Di Indonesia, larangan Natal tidak terbatas pada pandemi


Seputardalamberita:
Beberapa jemaah tidak pernah benar-benar merasa bisa dengan bebas merayakan hari raya keagamaan yang sakral, terutama yang tidak memiliki tempat ibadat. Tahun ini menandai pertama kalinya sejak 2012 anggota Gereja Kristen Indonesia Yasmin (GKI Yasmin) dan Jemaat Filadelfia Gereja Protestan Batak 

(HKBP Filadelfia) harus membatalkan kebaktian di depan Istana Presiden. Kedua kongregasi itu telah mengadakan lebih dari 200 kebaktian di depan istana setelah hak mereka untuk memiliki tempat ibadah sendiri lebih dari satu dekade lalu dicabut. Gereja GKI Yasmin yang berlokasi di Bogor, Jawa Barat, 

ditutup oleh pemerintah daerah pada tahun 2008 setelah sekelompok warga keberatan dengan kehadirannya, sedangkan gereja HKBP Filadelfia yang setengah jadi, yang terletak di Kabupaten Bekasi, juga di Jawa Barat, dirobohkan. dimeteraikan oleh Pemkot Bekasi setelah juga tunduk pada tekanan 

publik pada tahun 2009. Selama delapan tahun, ratusan jemaah menjalankan ibadahnya di tengah hiruk pikuk jalan raya dekat istana, baik hujan maupun terik matahari.
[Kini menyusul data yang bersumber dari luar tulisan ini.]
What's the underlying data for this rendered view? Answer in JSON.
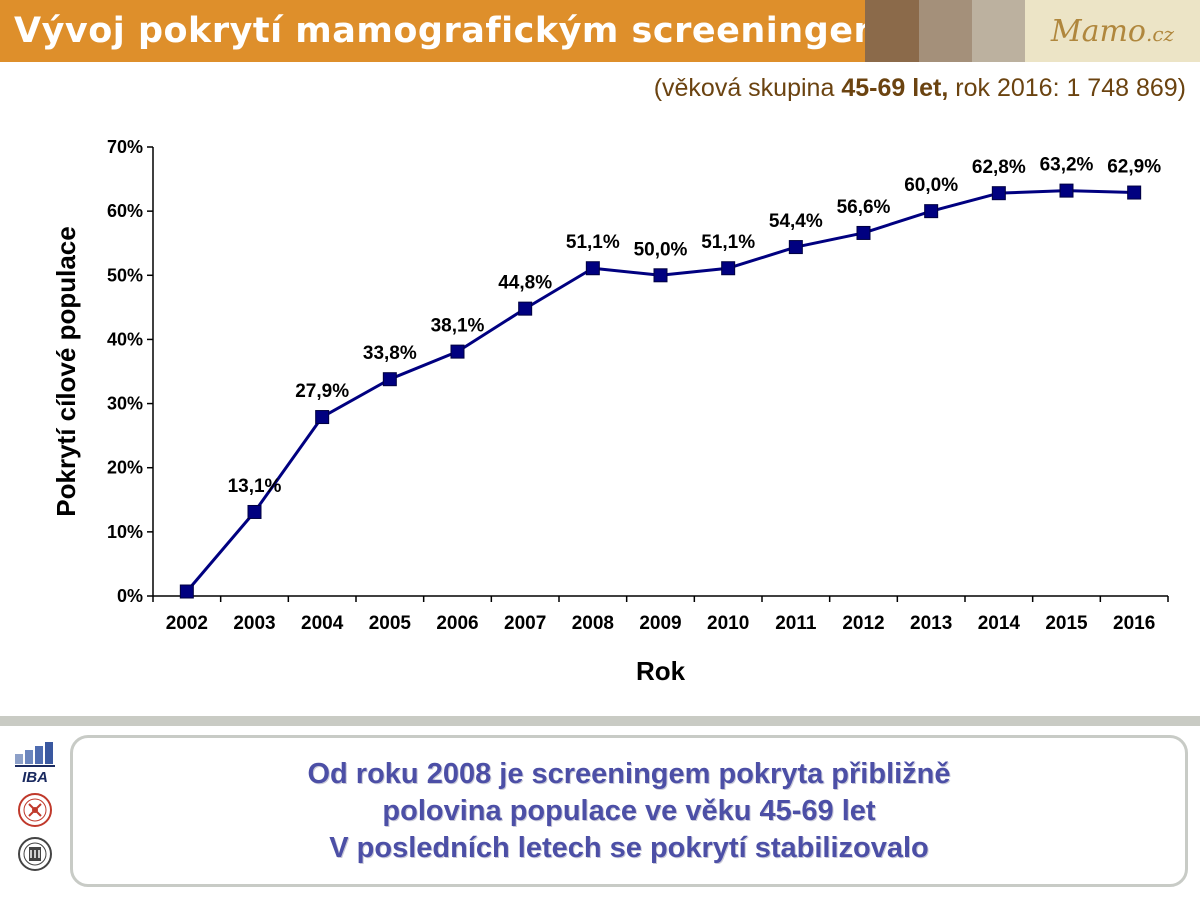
{
  "header": {
    "title": "Vývoj pokrytí mamografickým screeningem",
    "swatch_colors": [
      "#8b6a4a",
      "#a4907a",
      "#bcb19f"
    ],
    "logo": {
      "main": "Mamo",
      "suffix": ".cz"
    }
  },
  "subtitle": {
    "prefix": "(věková skupina ",
    "bold": "45-69 let,",
    "suffix": " rok 2016: 1 748 869)"
  },
  "chart_data": {
    "type": "line",
    "categories": [
      "2002",
      "2003",
      "2004",
      "2005",
      "2006",
      "2007",
      "2008",
      "2009",
      "2010",
      "2011",
      "2012",
      "2013",
      "2014",
      "2015",
      "2016"
    ],
    "series": [
      {
        "values": [
          0.7,
          13.1,
          27.9,
          33.8,
          38.1,
          44.8,
          51.1,
          50.0,
          51.1,
          54.4,
          56.6,
          60.0,
          62.8,
          63.2,
          62.9
        ],
        "color": "#000080",
        "marker": "square"
      }
    ],
    "data_labels": [
      "",
      "13,1%",
      "27,9%",
      "33,8%",
      "38,1%",
      "44,8%",
      "51,1%",
      "50,0%",
      "51,1%",
      "54,4%",
      "56,6%",
      "60,0%",
      "62,8%",
      "63,2%",
      "62,9%"
    ],
    "yticks": [
      0,
      10,
      20,
      30,
      40,
      50,
      60,
      70
    ],
    "ytick_labels": [
      "0%",
      "10%",
      "20%",
      "30%",
      "40%",
      "50%",
      "60%",
      "70%"
    ],
    "ylim": [
      0,
      70
    ],
    "xlabel": "Rok",
    "ylabel": "Pokrytí cílové populace",
    "grid": false
  },
  "footer": {
    "logo_label": "IBA",
    "message_lines": [
      "Od roku 2008 je screeningem pokryta přibližně",
      "polovina populace ve věku 45-69 let",
      "V posledních letech se pokrytí stabilizovalo"
    ]
  }
}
Mereka tidak punya tempat lain untuk pergi, tetapi mereka juga melakukannya sebagai cara mereka untuk mengingatkan pemerintah bahwa hak-hak mereka terus dilanggar, padahal pengadilan

Saya tidak bisa berbohong, tetapi sulit untuk fokus berdoa di tempat terbuka. Itu mengurangi kesungguhan doa kami, "kata Ardus Simanjuntak, anggota gereja yang mengelola HKBP Filadelfia, kepada The Jakarta Post pada hari Rabu.“ Tidak pernah menjadi impian kami untuk berdoa di sana; impian kami adalah berdoa di gereja yang kami bangun kita sendiri dan telah berjuang untuk itu.